Going to the movies is less risky than going to school.
This is the conclusion of a study conducted by Professor Martin Kriegler of the Technical University of Berlin and engineer Anne Hartmann.
Their work, published on February 10, aims to assess the risk of Covid-19 contamination in various closed public places.
They focused on aerosol contamination - which constitutes the vast majority of contaminations -, taking into account the degree of application of barrier gestures (wearing a mask and social distancing in particular).
As a result, cultural places - theaters, cinemas and museums - are the public places least at risk.
Read also: Covid: do “cultural places” represent a health risk?
The two scientists calculated the R0, or reproduction number of the virus, the average number of individuals that an infected person can infect.
If the effective R is greater than 1, the epidemic develops;
if it is less than 1, it regresses.
The R0 is 0.5 in cultural places requiring the wearing of a mask and a 30% gauge.
For comparison, the R0 is 1 in a supermarket or restaurant, 1.5 in an open plan or train, and 3 in a school.
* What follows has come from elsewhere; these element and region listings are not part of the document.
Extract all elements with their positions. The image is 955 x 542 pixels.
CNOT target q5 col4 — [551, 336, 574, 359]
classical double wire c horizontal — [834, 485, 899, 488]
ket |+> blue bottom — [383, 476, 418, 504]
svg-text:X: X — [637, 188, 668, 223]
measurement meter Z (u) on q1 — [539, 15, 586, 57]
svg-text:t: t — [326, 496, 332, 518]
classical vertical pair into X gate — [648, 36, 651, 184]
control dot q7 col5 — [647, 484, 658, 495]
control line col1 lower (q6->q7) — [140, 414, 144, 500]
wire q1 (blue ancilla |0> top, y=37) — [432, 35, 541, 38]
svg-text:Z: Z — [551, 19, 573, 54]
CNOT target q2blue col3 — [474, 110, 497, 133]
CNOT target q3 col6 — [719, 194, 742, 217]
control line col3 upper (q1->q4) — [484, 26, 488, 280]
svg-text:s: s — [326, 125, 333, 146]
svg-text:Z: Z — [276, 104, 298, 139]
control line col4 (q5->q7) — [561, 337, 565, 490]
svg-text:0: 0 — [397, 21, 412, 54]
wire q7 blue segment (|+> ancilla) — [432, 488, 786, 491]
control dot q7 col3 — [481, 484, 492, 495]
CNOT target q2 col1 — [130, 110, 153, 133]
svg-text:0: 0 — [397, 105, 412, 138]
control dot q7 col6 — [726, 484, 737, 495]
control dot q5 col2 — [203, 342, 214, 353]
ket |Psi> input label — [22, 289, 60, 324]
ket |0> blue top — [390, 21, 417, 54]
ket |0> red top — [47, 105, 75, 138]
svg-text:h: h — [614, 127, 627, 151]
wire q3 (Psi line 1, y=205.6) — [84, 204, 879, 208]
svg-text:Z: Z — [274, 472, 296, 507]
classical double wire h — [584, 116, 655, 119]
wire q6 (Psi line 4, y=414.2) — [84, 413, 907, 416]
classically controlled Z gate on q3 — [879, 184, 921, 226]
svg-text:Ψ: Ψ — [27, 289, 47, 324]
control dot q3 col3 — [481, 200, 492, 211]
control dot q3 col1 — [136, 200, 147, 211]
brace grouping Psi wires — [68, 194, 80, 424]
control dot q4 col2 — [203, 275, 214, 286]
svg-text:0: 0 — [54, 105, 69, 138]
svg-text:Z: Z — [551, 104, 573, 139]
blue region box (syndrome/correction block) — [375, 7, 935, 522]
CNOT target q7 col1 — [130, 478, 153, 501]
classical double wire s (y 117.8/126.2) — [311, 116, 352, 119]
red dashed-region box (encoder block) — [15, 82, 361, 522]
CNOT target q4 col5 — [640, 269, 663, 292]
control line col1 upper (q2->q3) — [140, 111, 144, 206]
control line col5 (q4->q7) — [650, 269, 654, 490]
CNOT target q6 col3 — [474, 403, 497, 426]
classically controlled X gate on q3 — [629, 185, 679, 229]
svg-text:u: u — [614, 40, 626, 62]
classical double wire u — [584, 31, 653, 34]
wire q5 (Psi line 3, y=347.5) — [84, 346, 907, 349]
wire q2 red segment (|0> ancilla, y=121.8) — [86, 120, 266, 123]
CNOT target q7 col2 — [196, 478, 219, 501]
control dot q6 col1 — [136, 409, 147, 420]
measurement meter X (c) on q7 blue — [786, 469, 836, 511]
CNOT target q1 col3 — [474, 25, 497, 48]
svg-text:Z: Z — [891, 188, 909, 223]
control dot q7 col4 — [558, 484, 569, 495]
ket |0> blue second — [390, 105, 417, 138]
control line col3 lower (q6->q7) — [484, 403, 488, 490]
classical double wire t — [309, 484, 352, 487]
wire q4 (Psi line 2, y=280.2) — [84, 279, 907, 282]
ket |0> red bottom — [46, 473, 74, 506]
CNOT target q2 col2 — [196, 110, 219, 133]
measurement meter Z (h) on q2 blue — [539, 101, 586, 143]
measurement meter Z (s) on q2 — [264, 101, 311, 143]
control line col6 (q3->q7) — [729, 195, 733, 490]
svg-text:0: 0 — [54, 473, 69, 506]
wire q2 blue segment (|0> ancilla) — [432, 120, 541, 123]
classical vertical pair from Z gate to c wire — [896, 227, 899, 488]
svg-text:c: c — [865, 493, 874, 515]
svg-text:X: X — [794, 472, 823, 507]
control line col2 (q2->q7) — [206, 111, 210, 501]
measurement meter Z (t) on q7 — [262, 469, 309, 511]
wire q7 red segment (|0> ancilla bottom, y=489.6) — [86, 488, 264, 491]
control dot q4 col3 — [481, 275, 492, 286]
This means that the rate of reproduction of the virus is 6 times higher in a school than in a theater.
Silent audience
According to the tandem author of this study, cultural places owe this low risk of contamination to the fact that spectators or visitors speak relatively little there, which reduces the production of potentially infectious droplets.
Social distancing measures are relatively easy to apply there.
Access to these places may also be conditioned by the presentation of a negative test.
In the German daily
Spiegel
, Martin Kriegel believes that in the presence of “
well thought out and consistent hygiene procedures, some public places could reopen.
And that, in other situations, it is necessary to further reduce contact ”
.
To read also: "We have no visibility" on the reopening of cultural places, according to Roselyne Bachelot
One downside, however: this study does not take into account the new variants of the virus, which are more contagious.
The British variant is around 50% more contagious than the historic virus.
"
The appearance of variants deprives us of visibility
", deplored the Minister of Culture Roselyne Bachelot on January 19, during her hearing on the consequences of the health crisis for the cultural sector at the Committee for Cultural Affairs and education of the National Assembly.
In an open letter published Monday, March 1 in the columns of Le
Parisien
, around twenty organizations representing the cultural sector have nevertheless asked the Head of State to set up a calendar.
In order to provide for the resumption of a cultural life which died out a year ago now.